Patent No. 2295931A1: A Method For Identifying A Barley Variety And A Barley Having A Brewing Property

Today in 1999, US Patent 2295931 A1 was issued, an invention of Makoto Kihara, Takafumi Kaneko, Kensuke Fukuda, and Kazutoshi Ito, assigned to Sapporo Breweries Ltd., for their “A Method For Identifying a Barley Variety and a Barley Having a Brewing Property.” Here’s the Abstract:

A method for identifying barley with good brewing properties using the thermostability of the barley .beta.-amylase as an indicator. The thermostability of the barley .beta.-amylase significantly affects the degree of the apparent attenuation limit. A method for determining the enzyme activity of an extract solution from one barley seed, an indirect method by an isoelectric point, and an indirect identifying method by DNA polymorphisms of the region containing the .beta.-amylase structural gene have been developed as a method for determining the type of thermostability for a barley .beta.-amylase. The selection method is not affected by environmental or climatic conditions.


Patent No. EP2258828A2: Improved Grain Kilning Device

Today in 2010, US Patent EP 2258828 A2 was issued, another invention of Denis Julien, assigned to Malteurop Groupe, for his “Improved Grain Kilning Device.” Here’s the Abstract:

The device (1) for kilning grains in a chamber (3) having controlled atmosphere, comprises a kilning tank (5) having a grid bottom for receiving the grain, and a unit for holding kilning tank inside the chamber so that the grid bottom is raised with respect to a floor of the chamber. The floor of the chamber is made in the form of a floor slab (7). The holding unit comprises legs supported on the floor slab. The grid bottom of the kilning tank rests on each of the supporting legs.

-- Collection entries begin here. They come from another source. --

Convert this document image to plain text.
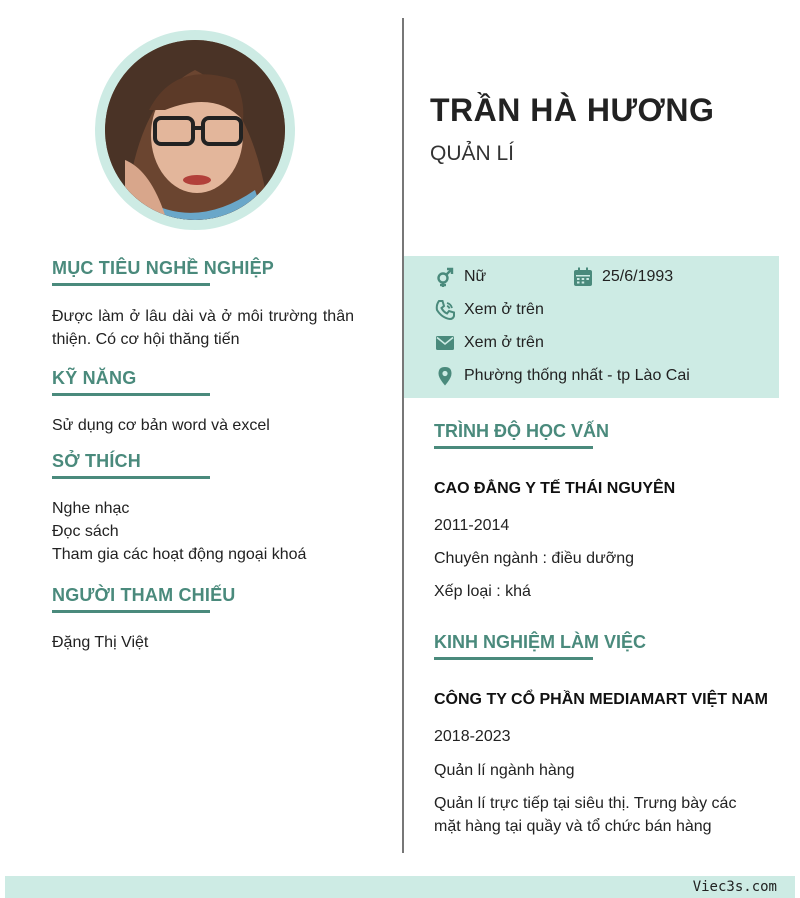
MỤC TIÊU NGHỀ NGHIỆP
Được làm ở lâu dài và ở môi trường thân thiện. Có cơ hội thăng tiến
KỸ NĂNG
Sử dụng cơ bản word và excel
SỞ THÍCH
Nghe nhạc
Đọc sách
Tham gia các hoạt động ngoại khoá
NGƯỜI THAM CHIẾU
Đặng Thị Việt
TRẦN HÀ HƯƠNG
QUẢN LÍ
Nữ	25/6/1993
Xem ở trên
Xem ở trên
Phường thống nhất - tp Lào Cai
TRÌNH ĐỘ HỌC VẤN
CAO ĐẲNG Y TẾ THÁI NGUYÊN
2011-2014
Chuyên ngành : điều dưỡng
Xếp loại : khá
KINH NGHIỆM LÀM VIỆC
CÔNG TY CỔ PHẦN MEDIAMART VIỆT NAM
2018-2023
Quản lí ngành hàng
Quản lí trực tiếp tại siêu thị. Trưng bày các mặt hàng tại quầy và tổ chức bán hàng
Viec3s.com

The kilning tank has a cylindrical shape and the grid bottom has a circular shape. The device (1) for kilning grains in a chamber (3) having controlled atmosphere, comprises a kilning tank (5) having a grid bottom for receiving the grain, and a unit for holding kilning tank inside the chamber so that the grid bottom is raised with respect to a floor of the chamber. The floor of the chamber is made in the form of a floor slab (7). The holding unit comprises legs supported on the floor slab. The grid bottom of the kilning tank rests on each of the supporting legs. The kilning tank has a cylindrical shape and the grid bottom has a circular shape, while the chamber has cylindrical shape and the floor slab is rectangular or square. The chamber has a sidewall (11) along the floor slab and rising vertically from the floor slab to top of the kilning tank. A platform and a unit for holding the platform in the chamber are arranged in the kilning device so that the platform extends transversely from the side wall to the vicinity of the kilning tank. The kilning tank comprises a sidewall along the grid bottom, in which sealing elements are arranged between the sidewall of the kilning tank and a proximal end of the platform. The grid bottom comprises slab grids each floating with respect to underlying supporting legs. The supporting legs comprise a telescopic body. The chamber further comprises a side wall made in the form of a building wall or a partition, where the side wall has stiffening ribs.